Three of the study’s nine authors are listed as Monsanto employees.Research “gifts” of $10,000 are disclosed from Monsanto to McGuire and her co-author (and husband) Mark McGuire, in addition to the study costs for which Monsanto reimbursed the McGuires.The study’s biological sample testing (milk and urine) was paid for by Monsanto, and the company was involved in other aspects of the study design and assay development. Curiously, even though the authors included Michelle and Mark McGuire, the study footnotes also say that “the authors reported no funding received for this study” and that authors not employed by Monsanto reported no conflicts of interest related to the study.

Further undermining claims of the study’s independence is the fact that the journal that published McGuire’s study is copyrighted to the American Society of Nutrition, of which Monsanto – along with numerous other agricultural and food manufacturing corporations – is a “sustaining partner.” Michelle McGuire is listed in her university bio as an American Society of Nutrition spokesperson.
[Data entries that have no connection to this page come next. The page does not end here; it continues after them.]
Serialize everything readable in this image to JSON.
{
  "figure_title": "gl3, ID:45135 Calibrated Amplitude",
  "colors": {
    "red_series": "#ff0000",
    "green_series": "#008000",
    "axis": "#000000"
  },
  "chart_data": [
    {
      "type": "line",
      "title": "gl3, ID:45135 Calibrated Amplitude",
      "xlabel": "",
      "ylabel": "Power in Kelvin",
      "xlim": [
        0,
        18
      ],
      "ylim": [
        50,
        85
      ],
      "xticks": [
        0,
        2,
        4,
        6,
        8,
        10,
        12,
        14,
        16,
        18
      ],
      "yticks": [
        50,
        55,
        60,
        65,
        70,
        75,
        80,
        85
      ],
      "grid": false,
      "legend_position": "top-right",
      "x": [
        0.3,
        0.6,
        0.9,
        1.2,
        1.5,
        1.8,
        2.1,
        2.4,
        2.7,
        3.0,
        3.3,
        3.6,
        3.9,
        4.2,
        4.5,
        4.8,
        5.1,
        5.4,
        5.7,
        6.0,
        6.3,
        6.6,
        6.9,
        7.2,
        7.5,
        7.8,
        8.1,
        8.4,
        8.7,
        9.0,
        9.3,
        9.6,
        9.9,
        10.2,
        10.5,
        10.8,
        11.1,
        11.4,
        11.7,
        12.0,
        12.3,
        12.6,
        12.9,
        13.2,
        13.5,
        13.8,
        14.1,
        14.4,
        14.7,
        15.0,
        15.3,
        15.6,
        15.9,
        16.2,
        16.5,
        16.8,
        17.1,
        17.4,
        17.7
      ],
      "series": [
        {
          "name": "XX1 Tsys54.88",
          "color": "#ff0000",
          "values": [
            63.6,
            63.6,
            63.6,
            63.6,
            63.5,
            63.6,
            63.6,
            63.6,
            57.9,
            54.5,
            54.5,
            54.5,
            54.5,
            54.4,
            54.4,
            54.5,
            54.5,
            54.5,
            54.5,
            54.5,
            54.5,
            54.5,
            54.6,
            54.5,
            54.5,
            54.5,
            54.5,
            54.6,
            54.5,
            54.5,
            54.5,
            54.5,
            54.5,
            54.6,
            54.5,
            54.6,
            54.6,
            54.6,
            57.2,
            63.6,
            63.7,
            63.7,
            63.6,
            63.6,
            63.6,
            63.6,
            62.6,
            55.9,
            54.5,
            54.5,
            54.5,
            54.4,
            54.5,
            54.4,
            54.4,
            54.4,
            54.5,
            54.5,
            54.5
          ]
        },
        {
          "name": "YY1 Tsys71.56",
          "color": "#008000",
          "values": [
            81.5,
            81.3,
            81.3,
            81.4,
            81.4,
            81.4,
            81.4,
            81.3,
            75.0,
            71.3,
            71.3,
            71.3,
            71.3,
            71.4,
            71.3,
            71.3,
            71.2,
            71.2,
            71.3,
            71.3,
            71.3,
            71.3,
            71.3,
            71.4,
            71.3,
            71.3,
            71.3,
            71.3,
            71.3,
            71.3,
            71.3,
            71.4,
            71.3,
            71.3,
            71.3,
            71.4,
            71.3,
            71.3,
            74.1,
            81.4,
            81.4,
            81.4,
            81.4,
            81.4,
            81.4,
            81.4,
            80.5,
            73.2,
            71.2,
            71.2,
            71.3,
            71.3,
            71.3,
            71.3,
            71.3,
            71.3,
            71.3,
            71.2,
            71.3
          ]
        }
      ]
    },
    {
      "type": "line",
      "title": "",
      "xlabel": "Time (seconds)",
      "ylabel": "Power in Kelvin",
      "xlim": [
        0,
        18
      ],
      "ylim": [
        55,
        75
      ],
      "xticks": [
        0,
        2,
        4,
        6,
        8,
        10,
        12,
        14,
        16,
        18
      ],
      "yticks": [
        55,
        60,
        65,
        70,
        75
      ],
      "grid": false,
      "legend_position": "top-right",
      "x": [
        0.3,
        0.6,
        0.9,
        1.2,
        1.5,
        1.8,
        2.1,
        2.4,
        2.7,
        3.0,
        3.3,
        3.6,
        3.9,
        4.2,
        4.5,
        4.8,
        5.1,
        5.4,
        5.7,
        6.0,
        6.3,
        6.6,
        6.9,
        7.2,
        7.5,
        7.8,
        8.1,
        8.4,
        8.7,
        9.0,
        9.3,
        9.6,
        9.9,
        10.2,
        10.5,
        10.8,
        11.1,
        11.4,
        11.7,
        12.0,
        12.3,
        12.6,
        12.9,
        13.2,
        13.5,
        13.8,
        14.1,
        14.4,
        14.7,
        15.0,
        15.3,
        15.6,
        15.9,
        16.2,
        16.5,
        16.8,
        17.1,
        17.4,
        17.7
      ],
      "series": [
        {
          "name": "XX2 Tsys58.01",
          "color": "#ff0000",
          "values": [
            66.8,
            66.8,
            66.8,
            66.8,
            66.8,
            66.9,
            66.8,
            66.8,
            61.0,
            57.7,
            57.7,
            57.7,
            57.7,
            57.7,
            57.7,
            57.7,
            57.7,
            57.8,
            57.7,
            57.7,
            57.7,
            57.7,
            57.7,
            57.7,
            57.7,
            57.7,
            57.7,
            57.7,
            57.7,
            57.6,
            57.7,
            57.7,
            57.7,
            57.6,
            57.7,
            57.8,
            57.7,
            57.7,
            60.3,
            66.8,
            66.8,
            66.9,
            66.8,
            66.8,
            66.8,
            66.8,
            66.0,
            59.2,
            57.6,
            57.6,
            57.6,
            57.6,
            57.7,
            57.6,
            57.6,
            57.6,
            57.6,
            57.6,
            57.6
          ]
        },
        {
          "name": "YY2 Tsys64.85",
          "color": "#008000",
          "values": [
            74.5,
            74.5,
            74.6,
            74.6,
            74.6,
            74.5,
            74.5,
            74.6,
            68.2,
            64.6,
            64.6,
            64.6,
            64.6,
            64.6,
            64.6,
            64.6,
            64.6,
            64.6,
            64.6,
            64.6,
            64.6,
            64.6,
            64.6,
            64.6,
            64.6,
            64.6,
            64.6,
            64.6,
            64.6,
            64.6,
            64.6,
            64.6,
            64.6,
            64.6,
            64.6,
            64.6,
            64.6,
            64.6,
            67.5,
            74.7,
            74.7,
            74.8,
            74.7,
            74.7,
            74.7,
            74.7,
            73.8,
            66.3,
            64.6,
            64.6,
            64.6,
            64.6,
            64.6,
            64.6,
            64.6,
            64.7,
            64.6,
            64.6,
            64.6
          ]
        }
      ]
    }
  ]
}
Phil Weller, a WSU spokesperson, says university scientists like McGuire “are encouraged to collaborate with researchers working in industry” and “to design their studies in such a way that any sort of bias that might be involved does not influence their results.”

Back to the future

When glyphosate was first registered, it no doubt appeared benign compared to very toxic compounds that had been used as pesticides for decades. But glyphosate usage has ballooned beyond all expectations and, more than four decades later, we have no clear understanding of the consequences of this increased exposure on humans and the environment.

Neither the public nor the scientific community has access to the original study data from Monsanto upon which the EPA bases its claims of glyphosate’s safety.

The EPA’s regulatory record on glyphosate is compromised by missing, incomplete, hidden, redacted, lost and otherwise faulty information. The EPA relies on data, most of which is unpublished, that is supplied by the manufacturer, interpreted by the industry and not publicly available. Consequently, a decisive and transparent assessment of glyphosate’s toxicity is impossible. The EPA has never wavered from its decision to dismiss and minimize the 1983 mouse study, which appears to be valid. The agency has never attempted to replicate the study in order to clarify its results – perhaps because it feared that such evidence would demonstrate that glyphosate was indeed a carcinogen. Furthermore, it’s a pattern the agency continues to follow, discounting later studies using similar arguments and research supplied by industry that have not undergone independent analysis.

Neither the public nor the scientific community has access to the original study data from Monsanto upon which the EPA bases its claims of glyphosate’s safety.

“I gave [the EPA] the benefit of the doubt in 1986,” says Portier. “I don’t give them the benefit of the doubt in 2017.”

Glyphosate is a clear case of “regulatory capture” by a corporation acting in its own financial interest while serious questions about public health remain in limbo.

The record suggests that in 44 years – through eight presidential administrations – EPA management has never attempted to correct the problem. Indeed, the pesticide industry touts its forward-looking, modern technologies as it strives to keep its own research in the closet, and relies on questionable assumptions and outdated methods in regulatory toxicology.

The only way to establish a scientific basis for evaluating glyphosate’s safety, as a group of 14 scientists suggested in 2016, would be to make proprietary industrial studies public, put them up against the peer-reviewed literature and conduct new studies by researchers independent of corporate interests – in other words, force some daylight between regulators and the regulated.